5 years is a long time to do anything. Some days, I look at my life and it seems like I’ve been married forever; sometimes I have trouble remembering what life was like before marriage. For instance, I have no idea how I ever had clean clothes. In all my college years, I can honestly not recall one time that I did laundry. Not once. I guess that’s just not a memorable event, but you would think that there would be some sort of recollection there.
Some days it seems like we just got married. We laugh. We still find things to talk about. And we never fight. It’s like I have been on a honeymoon for 5 years. I love my wife.
Lindsey makes me laugh. I love the fact that I get to see a side of her that no one else does. She’s kinda shy, so she doesn’t give herself away to a lot of people. But she gives her self completely over to me. And she isn’t afraid to put herself completely out there because she knows that regardless of whatever she might say or do, I’ll be there with a smile.
When you first get engaged or if you haven’t been married very long, people try to tell you that the first couple of years are the hardest. That’s crazy. I can’t imagine my life being any easier or better. Sure, we didn’t have any money when we got married. But I think that was good, because it forced us to lean on each other.

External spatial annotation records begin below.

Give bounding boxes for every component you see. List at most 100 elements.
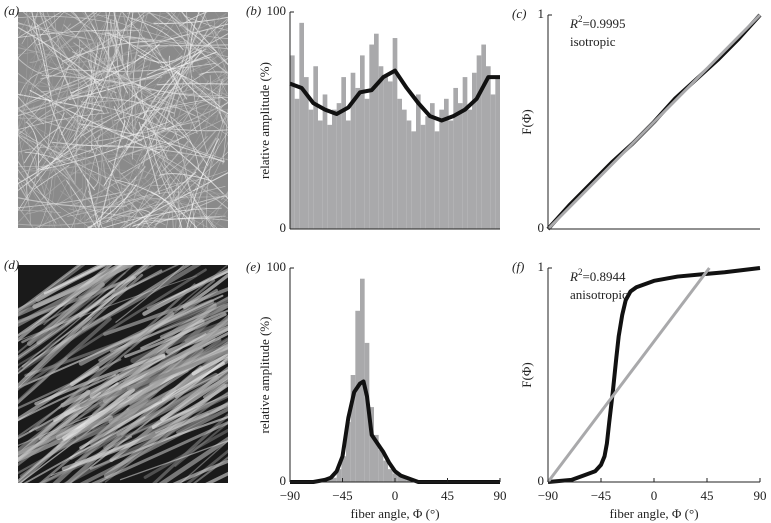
y-tick-label: 0 [538, 220, 545, 235]
x-tick-label: −45 [591, 488, 611, 503]
fiber [18, 413, 79, 463]
fiber [18, 265, 135, 328]
fiber [103, 287, 228, 336]
fiber [41, 80, 111, 168]
fiber [97, 122, 200, 178]
x-tick-label: −90 [538, 488, 558, 503]
histogram-bar [425, 116, 430, 229]
stat-value: =0.9995 [582, 16, 625, 31]
fiber [78, 265, 147, 318]
fiber [140, 130, 217, 228]
histogram-bar [346, 120, 351, 229]
fiber [131, 14, 145, 140]
fiber [18, 197, 127, 208]
fiber [154, 193, 228, 226]
histogram-bar [332, 477, 337, 482]
fiber [156, 100, 167, 144]
fiber [18, 333, 207, 440]
fiber [109, 149, 163, 177]
fiber [33, 13, 39, 61]
y-tick-label: 0 [280, 220, 287, 235]
fiber [71, 135, 100, 228]
fiber [179, 440, 228, 483]
y-tick-label: 0 [538, 473, 545, 488]
fiber [178, 72, 228, 115]
fiber [116, 48, 207, 111]
fiber [89, 317, 228, 446]
fiber [142, 77, 181, 167]
fiber [18, 23, 94, 42]
fiber [24, 12, 29, 90]
histogram-bar [355, 310, 360, 482]
fiber [18, 106, 75, 183]
fiber [74, 327, 228, 410]
fiber [18, 265, 119, 354]
stat-symbol: R [569, 269, 578, 284]
fiber [136, 84, 228, 98]
panel-label: (f) [512, 259, 524, 274]
histogram-bar [332, 109, 337, 229]
fiber [119, 191, 182, 209]
fiber [170, 116, 200, 171]
fiber [131, 108, 162, 160]
fiber [38, 80, 68, 116]
fiber [40, 57, 119, 93]
fiber [168, 55, 188, 100]
fiber [95, 56, 129, 204]
fiber [188, 188, 205, 228]
fiber [18, 210, 61, 214]
fiber [49, 55, 140, 164]
series-line [547, 266, 761, 484]
fiber [18, 39, 98, 146]
histogram-bar [476, 55, 482, 230]
histogram-bar [350, 72, 356, 229]
histogram-bar [416, 94, 421, 230]
fiber [50, 189, 115, 228]
fiber [19, 64, 41, 127]
histogram-bar [308, 109, 314, 229]
x-axis-label: fiber angle, Φ (°) [350, 506, 439, 521]
histogram-bar [369, 407, 374, 482]
fiber [18, 366, 100, 422]
fiber [38, 176, 53, 228]
smoothed-line [289, 68, 500, 123]
series-line [546, 13, 762, 231]
fiber [198, 72, 218, 114]
fiber [18, 178, 91, 228]
fiber [32, 43, 91, 88]
y-axis-label: F(Φ) [519, 362, 534, 387]
fiber [174, 121, 193, 228]
fiber [22, 122, 63, 228]
fiber [161, 140, 189, 172]
fiber [23, 23, 72, 111]
fiber [18, 12, 65, 59]
fiber [72, 152, 140, 228]
fiber [18, 26, 101, 85]
x-tick-label: 90 [754, 488, 767, 503]
fiber [170, 97, 209, 120]
fiber [103, 32, 228, 50]
histogram-bar [299, 22, 304, 229]
histogram-bar [430, 103, 435, 229]
fiber [113, 105, 143, 142]
x-tick-label: 0 [392, 488, 399, 503]
fiber [18, 273, 144, 391]
fiber [61, 402, 228, 472]
fiber [99, 63, 220, 108]
fiber [209, 204, 222, 228]
fiber [18, 42, 94, 76]
fiber [39, 12, 69, 86]
x-tick-label: −45 [332, 488, 352, 503]
fiber [18, 14, 43, 114]
histogram-bar [397, 475, 402, 482]
fiber [183, 173, 215, 228]
histogram-bar [350, 375, 356, 482]
fiber [186, 12, 208, 154]
histogram-bar [369, 44, 374, 229]
fiber [103, 80, 146, 187]
fiber [194, 197, 228, 228]
y-tick-label: 0 [280, 473, 287, 488]
fiber [18, 104, 35, 160]
fiber [126, 195, 228, 201]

If I had to say that one thing has been hard for me in marriage, it’s this: Lindsey’s body temperature rises about 5 degrees when she sleeps. Seriously. It’s the weirdest thing of all time; Keller does it, too. I like all my covers and sheets and pillows to be very cold. Her intense body heat makes everything in the bed sweaty and therefore, uncomfortable. If that’s the only gripe I have for the next 5 years, I think I’ll be OK.